Optimization Measures

a. If it does not affect business, check whether such tasks have upstream dependencies. For tasks without upstream dependencies, it is recommended to schedule them during off-peak periods;

b. Refer to the metrics "Node CPU Usage Trend Chart" and "Server CPU Load (System Load) Trend Chart" to understand CPU usage peaks and CPU load peaks. It is recommended to avoid running such tasks during these periods.

Scenario 2: Many Unexpected ETL Jobs

Cause of the Problem

It is recommended to check the metric "ETL Runtime Distribution Yesterday". If the actual number of ETL runs exceeds twice the planned number, it indicates that there were many unexpected ETL jobs yesterday.
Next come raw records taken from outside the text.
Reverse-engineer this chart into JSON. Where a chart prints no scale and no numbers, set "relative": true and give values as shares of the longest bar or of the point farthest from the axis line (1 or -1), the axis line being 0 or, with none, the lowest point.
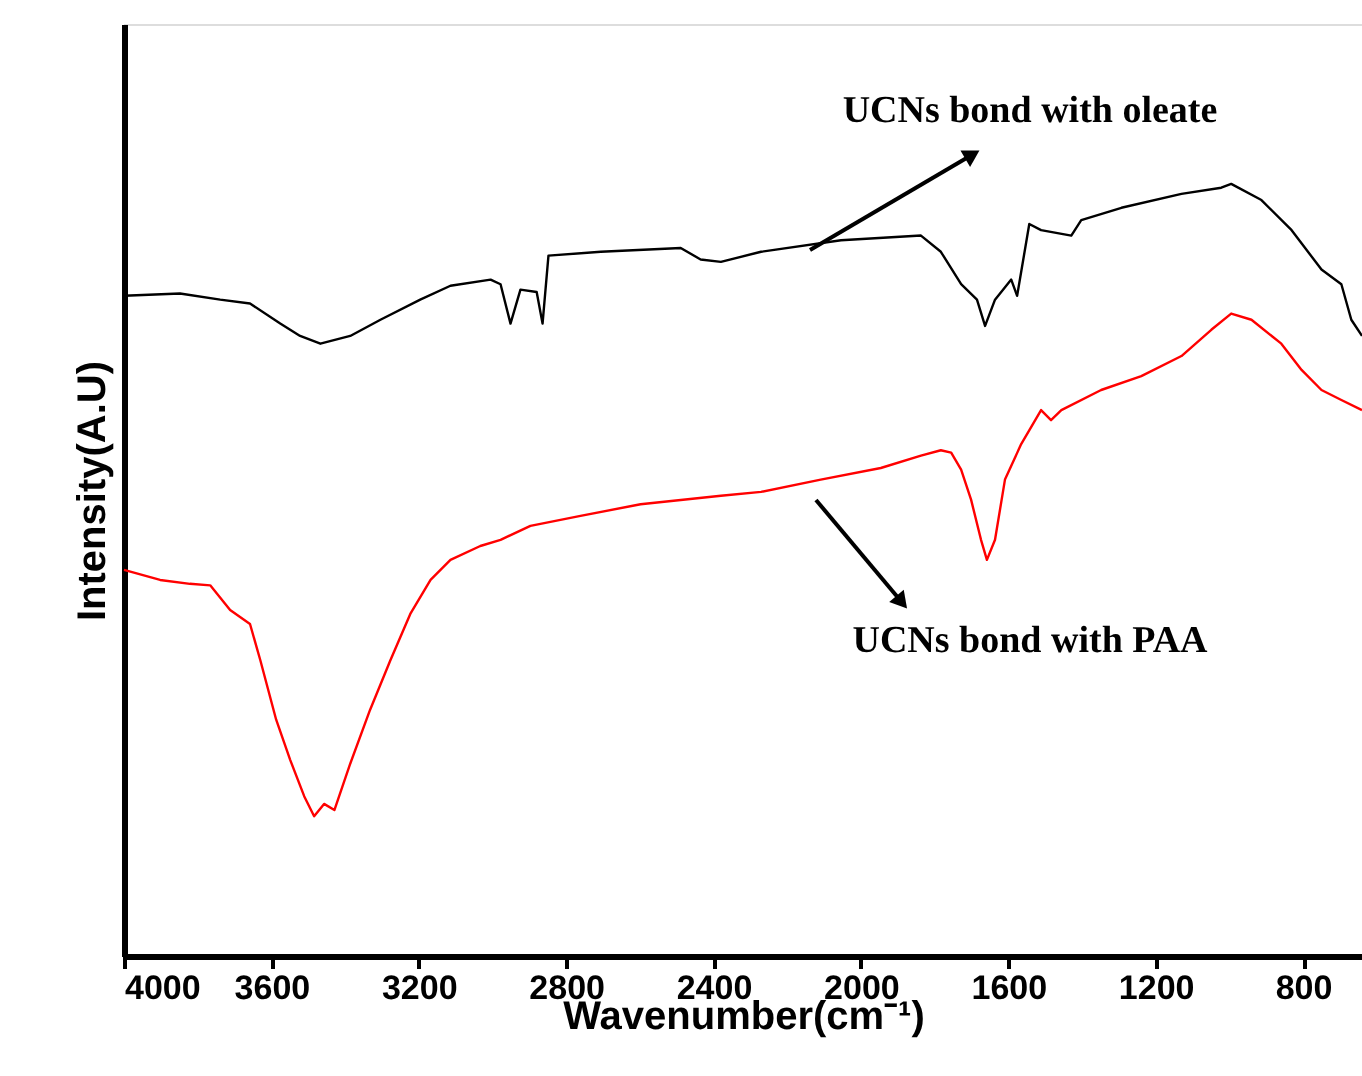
{
  "chart_data": {
    "type": "line",
    "relative": true,
    "xlabel": "Wavenumber(cm⁻¹)",
    "ylabel": "Intensity(A.U)",
    "xlim": [
      4000,
      640
    ],
    "xticks": [
      4000,
      3600,
      3200,
      2800,
      2400,
      2000,
      1600,
      1200,
      800
    ],
    "grid": false,
    "marker": "none",
    "line_style": "solid",
    "series": [
      {
        "color": "#000000",
        "x": [
          4000,
          3848,
          3739,
          3658,
          3576,
          3522,
          3467,
          3386,
          3304,
          3196,
          3114,
          3005,
          2978,
          2951,
          2924,
          2880,
          2864,
          2848,
          2706,
          2489,
          2435,
          2380,
          2271,
          2054,
          1837,
          1783,
          1728,
          1685,
          1663,
          1636,
          1592,
          1576,
          1543,
          1511,
          1429,
          1402,
          1293,
          1130,
          1022,
          995,
          913,
          831,
          750,
          696,
          669,
          640
        ],
        "values": [
          0.855,
          0.858,
          0.85,
          0.845,
          0.819,
          0.803,
          0.793,
          0.803,
          0.824,
          0.85,
          0.868,
          0.876,
          0.87,
          0.819,
          0.863,
          0.86,
          0.819,
          0.907,
          0.912,
          0.917,
          0.902,
          0.899,
          0.912,
          0.927,
          0.933,
          0.912,
          0.87,
          0.85,
          0.816,
          0.85,
          0.876,
          0.855,
          0.948,
          0.94,
          0.933,
          0.953,
          0.969,
          0.987,
          0.995,
          1.0,
          0.979,
          0.94,
          0.889,
          0.87,
          0.824,
          0.803
        ]
      },
      {
        "color": "#ff0000",
        "x": [
          4000,
          3902,
          3821,
          3766,
          3712,
          3658,
          3630,
          3587,
          3549,
          3511,
          3484,
          3457,
          3429,
          3386,
          3332,
          3277,
          3223,
          3168,
          3114,
          3033,
          2978,
          2897,
          2761,
          2598,
          2380,
          2271,
          2109,
          1946,
          1837,
          1783,
          1755,
          1728,
          1701,
          1674,
          1658,
          1636,
          1609,
          1565,
          1511,
          1484,
          1456,
          1348,
          1239,
          1130,
          1049,
          995,
          940,
          859,
          804,
          750,
          696,
          640
        ],
        "values": [
          0.5,
          0.487,
          0.482,
          0.48,
          0.448,
          0.43,
          0.383,
          0.306,
          0.254,
          0.207,
          0.181,
          0.197,
          0.189,
          0.249,
          0.319,
          0.383,
          0.443,
          0.487,
          0.513,
          0.531,
          0.539,
          0.557,
          0.57,
          0.585,
          0.596,
          0.601,
          0.617,
          0.632,
          0.648,
          0.655,
          0.652,
          0.63,
          0.591,
          0.539,
          0.513,
          0.539,
          0.617,
          0.663,
          0.707,
          0.694,
          0.707,
          0.733,
          0.751,
          0.777,
          0.811,
          0.832,
          0.824,
          0.793,
          0.759,
          0.733,
          0.72,
          0.707
        ]
      }
    ],
    "annotations": [
      "UCNs bond with oleate",
      "UCNs bond with PAA"
    ]
  }
}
Possible causes include:

(1) Many manually triggered ETL tasks during the problematic period

(2) Scheduled tasks from previous periods were delayed to this period due to task backlog

(3) ETL is set to cascade update, where the completion of one ETL/dataset update triggers multiple ETL updates, aggravating the backlog after cascading updates

Troubleshooting Ideas

We recommend troubleshooting step by step as follows:

(1) Check whether there are many manually triggered ETL tasks during the problematic period.

Observe the "ETL Runtime Distribution Chart Yesterday". Click the bar with a warning sign to drill down and check whether the "User" column is set to auto-update.

(2) Check whether there are many cascading update ETL tasks during the problematic period.

Observe the "ETL Runtime Distribution Chart Yesterday". Click the bar with a warning sign to drill down, select the operation object to jump, and check the resource lineage. In the resource lineage, you can trace whether the ETL run was triggered by an upstream task.

(3) Check whether there are large tasks blocking scheduled tasks, causing delays during the problematic period.

Observe the bar before the warning sign in the "ETL Runtime Distribution Chart Yesterday". Click to drill down and sort by runtime.

Optimization Measures

If there are tasks with runtime exceeding 60min, it is recommended to adjust according to the methods provided in the "High CPU Usage Time for a Single ETL Update Task" scenario.

(4) Check whether the ETL task queue time is long (queue time >30min) during the problematic period

Observe the bar before the warning sign in the "ETL Runtime Distribution Chart Yesterday". Click to drill down and observe the task queue time.

Optimization Measures

If the queue time is long (queue time >30min), check the memory usage during this period. If it does not reach the 95% warning line, consult Guandata to confirm whether the ETL scheduling task concurrency can be increased in "Admin Settings - Operation & Maintenance Management - Parameter Configuration". If increasing concurrency does not solve the problem, consider expansion. For specific expansion plans, please contact Guandata for evaluation.

Other Suggestions

Refer to the metrics "Node CPU Usage Trend Chart" and "Server CPU Load (System Load) Trend Chart" to understand CPU usage peaks and CPU load peaks. It is recommended to avoid running manually triggered ETLs, complex ETLs, or tasks with many downstream cascades during these periods.